Paraguay will more than double soybean exports this year as farms recover from drought, spurring the fastest economic growth in Latin America, Finance Minister Manuel Ferreira said.
Output in South America’s third-largest soybean producer will be as high as 9 million metric tons, compared with about 4 million tons last year, Ferreira said in an interview in Panama City, where he is attending the annual meetings of the Inter- American Development Bank.
Corn and wheat will boost the country’s total grain crop to 14 million tons, spurring a 10 percent rise in gross domestic product, reversing a 1.1 percent contraction last year, Ferreira said. Soybean accounts for 12 percent of the landlocked nation’s GDP. Paraguay aims to boost grain production to 20 million tons by 2020 as farmers use government loans to install irrigation systems and expand growing areas, he said.
“We’re very vulnerable to changing weather so we’re trying to stabilize the agriculture sector through better management of water resources,” he said. “We can irrigate a large part of the production. There is a lot of room to grow in agriculture.”

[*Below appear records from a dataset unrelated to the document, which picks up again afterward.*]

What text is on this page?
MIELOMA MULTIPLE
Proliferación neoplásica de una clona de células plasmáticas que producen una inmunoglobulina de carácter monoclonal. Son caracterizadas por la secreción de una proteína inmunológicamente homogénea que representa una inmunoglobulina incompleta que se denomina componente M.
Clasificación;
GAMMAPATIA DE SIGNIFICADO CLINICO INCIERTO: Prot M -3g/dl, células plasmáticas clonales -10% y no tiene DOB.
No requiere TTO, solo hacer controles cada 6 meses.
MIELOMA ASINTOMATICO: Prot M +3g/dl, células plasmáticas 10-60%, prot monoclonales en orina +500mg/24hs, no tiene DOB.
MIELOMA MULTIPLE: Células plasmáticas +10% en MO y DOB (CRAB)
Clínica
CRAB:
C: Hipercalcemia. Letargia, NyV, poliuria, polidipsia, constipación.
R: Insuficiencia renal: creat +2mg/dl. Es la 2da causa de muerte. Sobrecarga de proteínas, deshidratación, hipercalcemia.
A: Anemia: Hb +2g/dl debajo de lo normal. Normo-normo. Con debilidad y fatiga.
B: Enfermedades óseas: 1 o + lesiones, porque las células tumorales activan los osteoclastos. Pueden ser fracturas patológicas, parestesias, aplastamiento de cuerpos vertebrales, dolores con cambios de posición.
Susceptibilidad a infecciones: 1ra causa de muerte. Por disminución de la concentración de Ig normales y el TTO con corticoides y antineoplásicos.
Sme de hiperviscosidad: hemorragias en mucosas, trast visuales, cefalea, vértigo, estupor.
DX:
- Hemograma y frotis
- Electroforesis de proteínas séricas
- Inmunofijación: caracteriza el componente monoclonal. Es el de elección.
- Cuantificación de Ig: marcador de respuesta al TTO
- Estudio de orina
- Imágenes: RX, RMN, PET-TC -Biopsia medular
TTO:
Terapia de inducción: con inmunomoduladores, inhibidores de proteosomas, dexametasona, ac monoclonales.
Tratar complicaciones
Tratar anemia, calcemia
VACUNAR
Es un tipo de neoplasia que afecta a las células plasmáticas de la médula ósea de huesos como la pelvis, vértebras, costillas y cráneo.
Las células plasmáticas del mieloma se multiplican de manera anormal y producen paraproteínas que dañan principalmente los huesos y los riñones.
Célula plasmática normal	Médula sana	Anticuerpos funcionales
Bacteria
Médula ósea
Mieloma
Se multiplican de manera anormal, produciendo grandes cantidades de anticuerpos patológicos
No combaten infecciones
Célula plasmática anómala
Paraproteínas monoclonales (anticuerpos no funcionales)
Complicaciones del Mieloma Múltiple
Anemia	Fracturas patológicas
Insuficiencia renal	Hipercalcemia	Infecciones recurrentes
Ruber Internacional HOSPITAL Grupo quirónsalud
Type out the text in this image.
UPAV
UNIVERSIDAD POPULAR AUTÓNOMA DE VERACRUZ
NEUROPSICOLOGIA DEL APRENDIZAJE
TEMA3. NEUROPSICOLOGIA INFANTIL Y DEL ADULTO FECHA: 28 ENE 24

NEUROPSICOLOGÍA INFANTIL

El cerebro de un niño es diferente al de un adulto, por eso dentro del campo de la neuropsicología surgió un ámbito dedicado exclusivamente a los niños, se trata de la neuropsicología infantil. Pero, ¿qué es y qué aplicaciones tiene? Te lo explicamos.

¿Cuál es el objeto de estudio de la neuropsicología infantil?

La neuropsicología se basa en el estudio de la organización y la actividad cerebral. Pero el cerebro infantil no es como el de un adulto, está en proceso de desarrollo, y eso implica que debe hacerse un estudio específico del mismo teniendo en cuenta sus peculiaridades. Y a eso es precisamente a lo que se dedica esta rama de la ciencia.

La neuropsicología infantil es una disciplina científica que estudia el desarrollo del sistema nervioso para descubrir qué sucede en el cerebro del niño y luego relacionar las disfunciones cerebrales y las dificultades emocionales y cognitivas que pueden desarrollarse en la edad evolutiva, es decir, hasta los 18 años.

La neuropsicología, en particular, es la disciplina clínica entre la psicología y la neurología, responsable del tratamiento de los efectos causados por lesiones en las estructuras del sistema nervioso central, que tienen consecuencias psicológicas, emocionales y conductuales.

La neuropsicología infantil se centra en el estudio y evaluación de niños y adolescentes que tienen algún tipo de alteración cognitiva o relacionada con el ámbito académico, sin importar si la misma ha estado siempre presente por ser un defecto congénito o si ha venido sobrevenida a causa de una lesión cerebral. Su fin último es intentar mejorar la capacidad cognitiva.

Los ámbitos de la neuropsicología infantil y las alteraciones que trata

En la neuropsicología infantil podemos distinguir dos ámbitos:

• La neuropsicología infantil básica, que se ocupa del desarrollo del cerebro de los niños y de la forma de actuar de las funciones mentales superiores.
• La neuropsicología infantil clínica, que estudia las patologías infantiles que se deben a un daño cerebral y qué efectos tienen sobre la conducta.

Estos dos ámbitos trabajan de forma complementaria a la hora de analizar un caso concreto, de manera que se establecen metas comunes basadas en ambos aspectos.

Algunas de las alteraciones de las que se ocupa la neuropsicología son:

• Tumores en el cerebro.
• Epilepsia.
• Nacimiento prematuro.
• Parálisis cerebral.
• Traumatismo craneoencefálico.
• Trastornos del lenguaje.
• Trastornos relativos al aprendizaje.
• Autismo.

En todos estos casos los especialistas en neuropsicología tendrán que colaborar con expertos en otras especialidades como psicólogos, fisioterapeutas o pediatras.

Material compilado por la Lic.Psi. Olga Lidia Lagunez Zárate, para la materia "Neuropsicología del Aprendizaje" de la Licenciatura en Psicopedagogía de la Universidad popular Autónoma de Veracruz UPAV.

Paraguayan farmers plan to sow 1.5 million hectares of maize annually by 2015, boosting output to 7.5 million tons from an estimated 3 million metric tons this year.
Increased grain exports have helped spur a 5.2 percent gain in the guarani this year, the best performance among 21 Latin American currencies tracked by Bloomberg.
Yields on the country’s dollar bonds maturing in 2023 have risen 22 basis points, or 0.22 percentage point, to 4.62 percent since being sold on Jan. 17, according to data compiled by Bloomberg.
Paraguay, a member of the Mercosur trade bloc with Argentina, Brazil and Uruguay, will tap demand for high-yield, local-currency debt later this year with the sale of as much as $400 million in guarani-denominated bonds, Ferreira said. The first tranche may be offered next month.
The government is in talks with foreign banks including Citigroup Inc. to create global depositary notes linked to the bonds, he said. The notes resemble the stock market’s American Depositary Receipts and let foreigners buy local securities.